Kylie stared at him.

“Have you seen my
hat
?”

She noticed it on the floor under the roll top desk but didn’t say anything. She raised the baby automatic and pointed it at Jim.

“I thought I dropped my hat around here.”

“You better go away now,” Kylie said.

“I will if it’s not raining.”

“It’s not,” Kylie said.

He looked confused, his jaw hanging loose. Kylie said, “The door’s over there, behind you.”

Father Jim turned and shuffled to the door. Leaving the door open he walked out onto the dead lawn and halted, staring at the sky, at the dull glitter that was not stars. Father Jim called this phenomenon the Apocalypse Sky. Billy just said it was ‘some alien shit’.

“Go on!” Kylie said, but Father Jim didn’t move. She retrieved his hat and sailed it out to him like a saucer. It hit the back of his leg. He picked it up and placed it carefully on his head, covering the bullet hole.
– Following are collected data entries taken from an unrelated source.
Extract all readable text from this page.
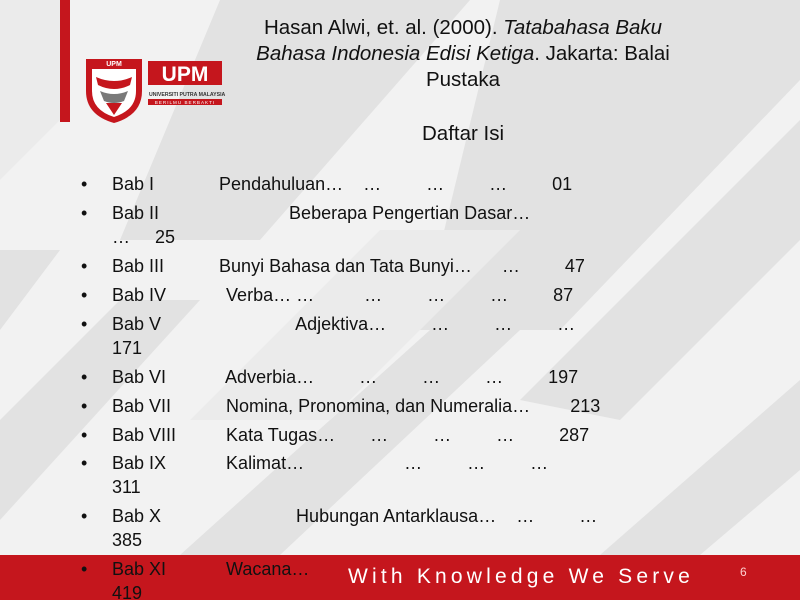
UPM UPM
UNIVERSITI PUTRA MALAYSIA
BERILMU BERBAKTI
Hasan Alwi, et. al. (2000). Tatabahasa Baku Bahasa Indonesia Edisi Ketiga. Jakarta: Balai Pustaka
Daftar Isi
• Bab I             Pendahuluan…    …         …         …         01
• Bab II                          Beberapa Pengertian Dasar…
…     25
• Bab III           Bunyi Bahasa dan Tata Bunyi…      …         47
• Bab IV            Verba… …          …         …         …         87
• Bab V                           Adjektiva…         …         …         …
171
• Bab VI            Adverbia…         …         …         …         197
• Bab VII           Nomina, Pronomina, dan Numeralia…        213
• Bab VIII          Kata Tugas…       …         …         …         287
• Bab IX            Kalimat…                    …         …         …
311
• Bab X                           Hubungan Antarklausa…    …         …
385
• Bab XI            Wacana…
419
With Knowledge We Serve	6
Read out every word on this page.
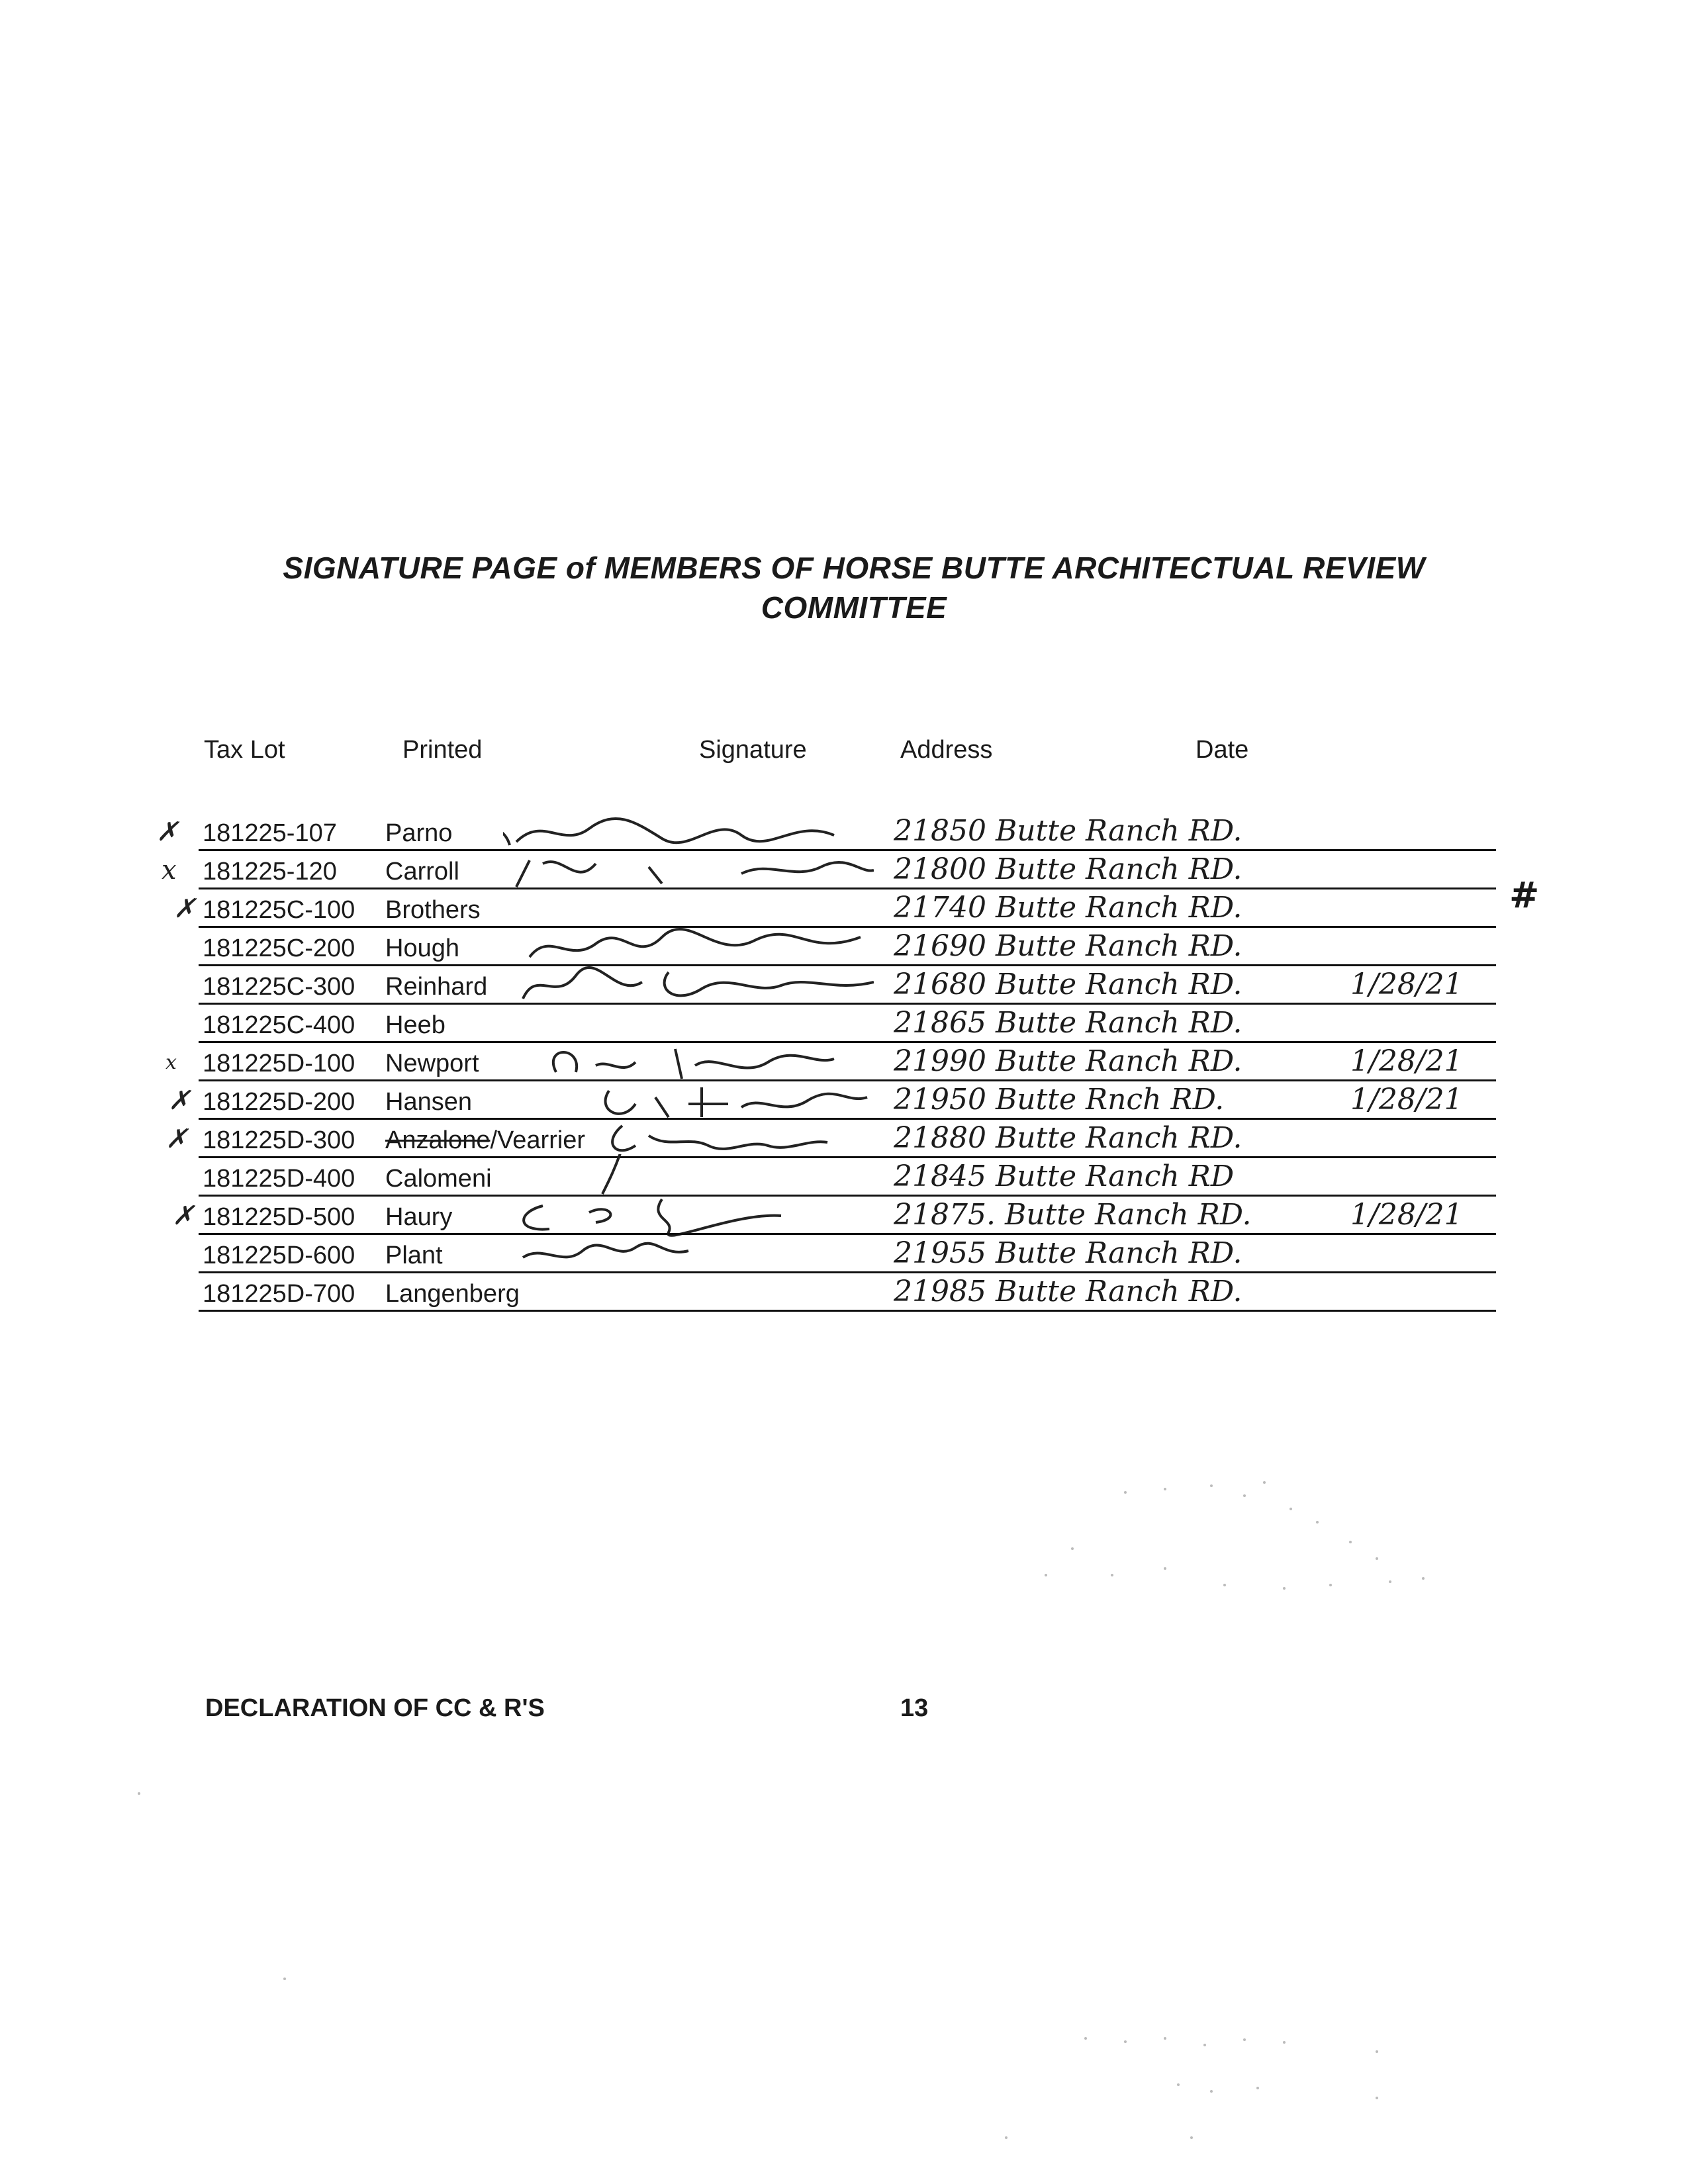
SIGNATURE PAGE of MEMBERS OF HORSE BUTTE ARCHITECTUAL REVIEW COMMITTEE
Tax Lot	Printed	Signature	Address	Date
✗ 181225-107 Parno	21850 Butte Ranch RD.
x 181225-120 Carroll	21800 Butte Ranch RD.
✗ 181225C-100 Brothers	21740 Butte Ranch RD.
181225C-200 Hough	21690 Butte Ranch RD.
181225C-300 Reinhard	21680 Butte Ranch RD.	1/28/21
181225C-400 Heeb	21865 Butte Ranch RD.
x 181225D-100 Newport	21990 Butte Ranch RD.	1/28/21
✗ 181225D-200 Hansen	21950 Butte Rnch RD.	1/28/21
✗ 181225D-300 Anzalone/Vearrier	21880 Butte Ranch RD.
181225D-400 Calomeni	21845 Butte Ranch RD
✗ 181225D-500 Haury	21875. Butte Ranch RD.	1/28/21
181225D-600 Plant	21955 Butte Ranch RD.
181225D-700 Langenberg	21985 Butte Ranch RD.
#
DECLARATION OF CC & R'S	13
“You’re not right yet,” he said.

Kylie slammed the door.

 

CHAPTER SIX

 

 

SEATTLE, OCTOBER 5, 2012

 

 

I
AN STOOD BARE
-chested in the kitchen, pouring hot water through a Melitta filter. He leaned over the rising steam and inhaled deeply. The aroma was wonderful. But that didn’t mean it was worth getting up at seven o’clock in the morning. He lifted the filter away and set it in the sink, added a splash of heavy cream to the cup.

He stepped into the living room – and stopped.

His stash of pill bottles stood arrayed on the bedside table, caps off. Sudden fear drew at him like a black tide.

Ian put his cup down, gathered the bottles in trembling hands, replaced the caps and put the bottles back in the bathroom medicine chest.